Ian Stout is a writer and a traveler. He has visited over 40 different countries, walked the Great Wall of China, sat in Rome’s Coliseum and stood on the roof of Hitler’s Fuehrer-bunker in Berlin. He's seen the ruins of Machu Picchu, wondered why the Leaning Tower of Pisa doesn't fall over and has looked in wonder at Napoleon's home on Elba. His ideas come from his various experiences and travels. The characters he creates have traits and manners akin to the hundreds he has met and connected with, be they a waiter in Montmartre or a cab driver in Mexico City.
A full time writer, Ian does not consider writing his hobby but an act of love, a passion, and a joy. Ian was kind enough to share his thoughts with me. Enjoy :-)
Why do you write?
I write because that’s what I am, a writer. When I left home at age eighteen for a walk-about in Europe I wrote long letters back to my parents and grandparents telling them how well things were and what a great time I was having. This was my first effort at fiction and it worked quite well.

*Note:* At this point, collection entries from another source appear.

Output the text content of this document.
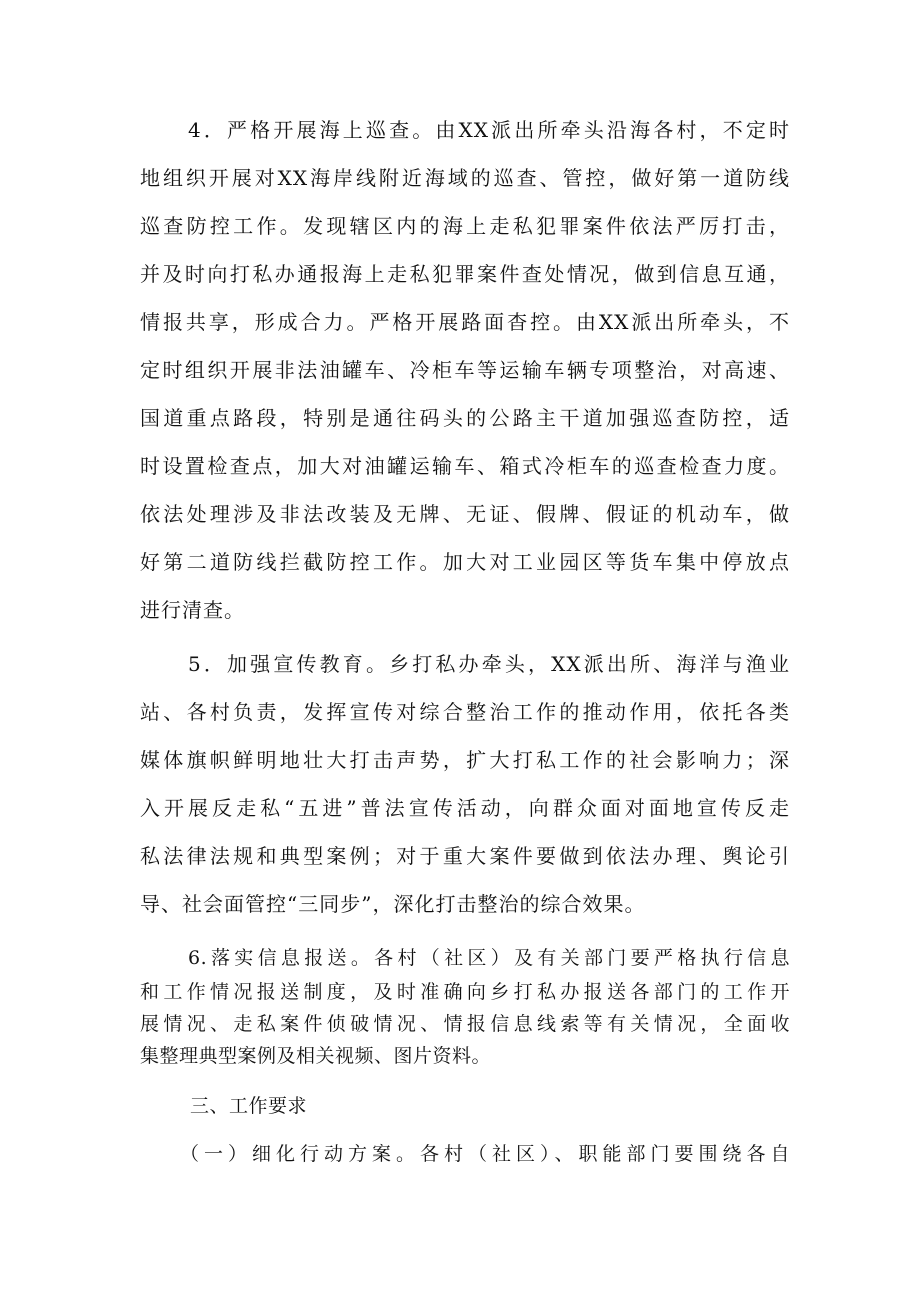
4．严格开展海上巡查。由XX派出所牵头沿海各村，不定时
地组织开展对XX海岸线附近海域的巡查、管控，做好第一道防线
巡查防控工作。发现辖区内的海上走私犯罪案件依法严厉打击，
并及时向打私办通报海上走私犯罪案件查处情况，做到信息互通，
情报共享，形成合力。严格开展路面杳控。由XX派出所牵头，不
定时组织开展非法油罐车、冷柜车等运输车辆专项整治，对高速、
国道重点路段，特别是通往码头的公路主干道加强巡查防控，适
时设置检查点，加大对油罐运输车、箱式冷柜车的巡查检查力度。
依法处理涉及非法改装及无牌、无证、假牌、假证的机动车，做
好第二道防线拦截防控工作。加大对工业园区等货车集中停放点
进行清查。
5．加强宣传教育。乡打私办牵头，XX派出所、海洋与渔业
站、各村负责，发挥宣传对综合整治工作的推动作用，依托各类
媒体旗帜鲜明地壮大打击声势，扩大打私工作的社会影响力；深
入开展反走私“五进”普法宣传活动，向群众面对面地宣传反走
私法律法规和典型案例；对于重大案件要做到依法办理、舆论引
导、社会面管控“三同步”，深化打击整治的综合效果。
6.落实信息报送。各村（社区）及有关部门要严格执行信息
和工作情况报送制度，及时准确向乡打私办报送各部门的工作开
展情况、走私案件侦破情况、情报信息线索等有关情况，全面收
集整理典型案例及相关视频、图片资料。
三、工作要求
（一）细化行动方案。各村（社区）、职能部门要围绕各自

After eighteen months I returned home and wrote a series of travel columns for the Dundas Star. After that I wrote columns for the Hamilton Herald, the Recorder Group and finally for the Brabant chain of papers in the Niagara Peninsula. During that time I also had items published in the Readers Digest, several magazines and the occasional feature in a daily.
Writing is something I do, like breathing, and I don’t question it or try to analyze it too carefully for fear of screwing things up.
Which writers inspire you?
No writers inspire me. There are some I admire and whose skill I appreciate, but inspire? I don’t need inspiration because I am a writer. I certainly do like many authors but have no desire to be like them. They had their stories to tell in their way and I have mine. I may love reading Joseph Conrad, James Clavell, Stevenson or Hemingway, but I don’t to write like them or be like them. I am, and always will be, Ian Stout.
What is your favorite book and why?
Shogun, by James Clavell. I love the way he took a part of Japan’s history in the fifteen hundreds, a part we know little of, and built a story on that history. His attention to detail, his descriptions of historical events and his refusal to be politically correct in his depictions of life in those days is to be admired.
What is the easiest thing about writing and what is the most difficult?
The easiest thing about writing is accepting accolades and compliments. All the rest is damn hard work. It is a lonely business. Unlike painting, where you can see where the painter is going, or sculpture, where a figure slowly reveals itself as the artist chips away, a written work is a complete unknown and cannot be judged until the last page is completed.
The hardest part of writing is believing that what you are in the process of producing is actually worthwhile.
Which book do you wish you had written?
The Gutenberg Bible. All I’d have to do is sell one and I’d be set for life.
How do you market your books?
My books are published by Fifeshire Press, a small boutique publisher in the east end of Toronto, and printed and distributed by Ingrams in the United States. They make it available on over 70 web sites worldwide including Barnes and Nobles and Books A Million in the US, Angus and Robertson in Australia and the Book Depository in the UK. It is available in New Zealand, India and South Africa as well. Ingrams ships copies directly to retailers, wholesalers and libraries anywhere in the world. I also, in co-operation with Fifeshire, actively contact libraries, retailers and wholesalers across the continent, do book signings wherever possible, speak at libraries and make myself available for readings, interviews and functions.
Any new release?
My third novel Murder Unedited is now out and available. It is the story of a ‘near retirement’ police detective who is attempting to solve the murder of a book publisher in Hamilton. The detective, William Law Deas, is a Scot who views the world somewhat differently from most homicide investigators.
The official launch of Murder Unedited is on the 5th of October 2015 at 7 pm in the ballroom of the Hampton Inn on Bronte Road at The QEW. It’s free, the wine is quite good, and the nibblies by the hotel’s catering people are just great.